Migraine Forecast: Does Weather Effect on Your Migraine and Headache?

Migraine Forecast: Does Weather Effect on Your Migraine and Headache?

Have you ever suffered from a severe headache just before or during a great storm occurred in your region? Or possibly in the middle of a significant heatwave?  Those wet or heat environments may have played a vital role in your migraine. So, your migraine depends on migraine forecast. Are you surprised? OK. Read the full article on what is migraine headache forecast.

Migraine Forecast

What is Migraine Weather Forecast?


Migraines are repeating headaches linked with severe pain and are frequently joined by vomiting, nausea, and deep sensitivity to sound and light.

The exact migraine cause is unidentified, according to the Journal of the American Medical Association. But, the weather is thought to be a migraine forecast for many people.

Headaches are caused by changes in blood vessels. High and low air pressure, high heat, extreme humidity, and even rain can disturb blood vessels in the brain, making them shrink and swell.

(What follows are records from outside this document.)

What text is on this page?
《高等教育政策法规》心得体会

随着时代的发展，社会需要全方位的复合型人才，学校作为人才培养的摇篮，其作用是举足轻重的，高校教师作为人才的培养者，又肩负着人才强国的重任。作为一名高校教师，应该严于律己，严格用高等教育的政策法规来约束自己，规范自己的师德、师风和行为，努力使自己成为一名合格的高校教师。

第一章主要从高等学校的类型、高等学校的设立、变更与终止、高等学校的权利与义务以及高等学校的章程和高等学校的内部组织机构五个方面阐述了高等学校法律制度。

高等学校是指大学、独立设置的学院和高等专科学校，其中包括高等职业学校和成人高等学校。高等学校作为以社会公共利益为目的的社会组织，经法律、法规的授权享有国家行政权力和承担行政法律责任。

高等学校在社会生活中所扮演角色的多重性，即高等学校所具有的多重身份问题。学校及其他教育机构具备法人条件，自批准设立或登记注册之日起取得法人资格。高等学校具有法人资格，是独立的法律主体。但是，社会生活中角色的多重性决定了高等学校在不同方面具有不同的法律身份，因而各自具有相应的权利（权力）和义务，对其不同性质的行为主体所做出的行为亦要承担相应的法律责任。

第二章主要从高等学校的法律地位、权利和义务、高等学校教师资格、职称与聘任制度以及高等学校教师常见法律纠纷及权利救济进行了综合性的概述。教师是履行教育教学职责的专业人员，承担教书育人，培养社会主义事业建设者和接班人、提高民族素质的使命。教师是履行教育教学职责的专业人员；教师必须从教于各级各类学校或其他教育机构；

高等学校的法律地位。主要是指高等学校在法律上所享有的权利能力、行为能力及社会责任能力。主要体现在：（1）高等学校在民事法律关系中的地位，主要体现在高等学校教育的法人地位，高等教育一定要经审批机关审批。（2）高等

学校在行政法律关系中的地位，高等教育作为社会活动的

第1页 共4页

Temperature mixed with humidity, significant weather changes, and air pressure changes, which can lead to storms, were defined by one research to be the most common Headaches triggers.

A research was done on the migraine weather forecast at a Connecticut clinic in 2004 that compared the patients’ migraine forecast records with local weather data over the order of some months.

More than half (50.6 percent) of the migraine-experiencing people were found to be sensitive to weather. Surprisingly, 62.3 percent of people involved in the research thought their headaches were caused by weather.

Weather events on a more limited level can cause migraines as well.
A study conducted on migraine forecast by the University of Calgary in Alberta, Canada, in 2000 found how Chinook winds involved migraines of the local people.

There was a common confirmation for the people with migraine in the south part of the Canadian region of Alberta that these placed winds affected the headaches as they entered the area.

A Chinook wind is a kind of storm that blows in western and warm air from the Pacific Ocean into the center part of the Pacific Northwest. They can be so hot that a foot of snow can be melt during the day.

The research on migraine headache forecast found that most of the people suffered migraines just before and during Chinook wind.

Moreover, to weather, migraines are also thought to be occurred by other factors, for example, eating specific foods, insomnia or too much sleep, anxiety, and hormonal abnormalities in women.
The mixture of any of these accelerators, including weather, will only raise the risk of severe headaches to happen.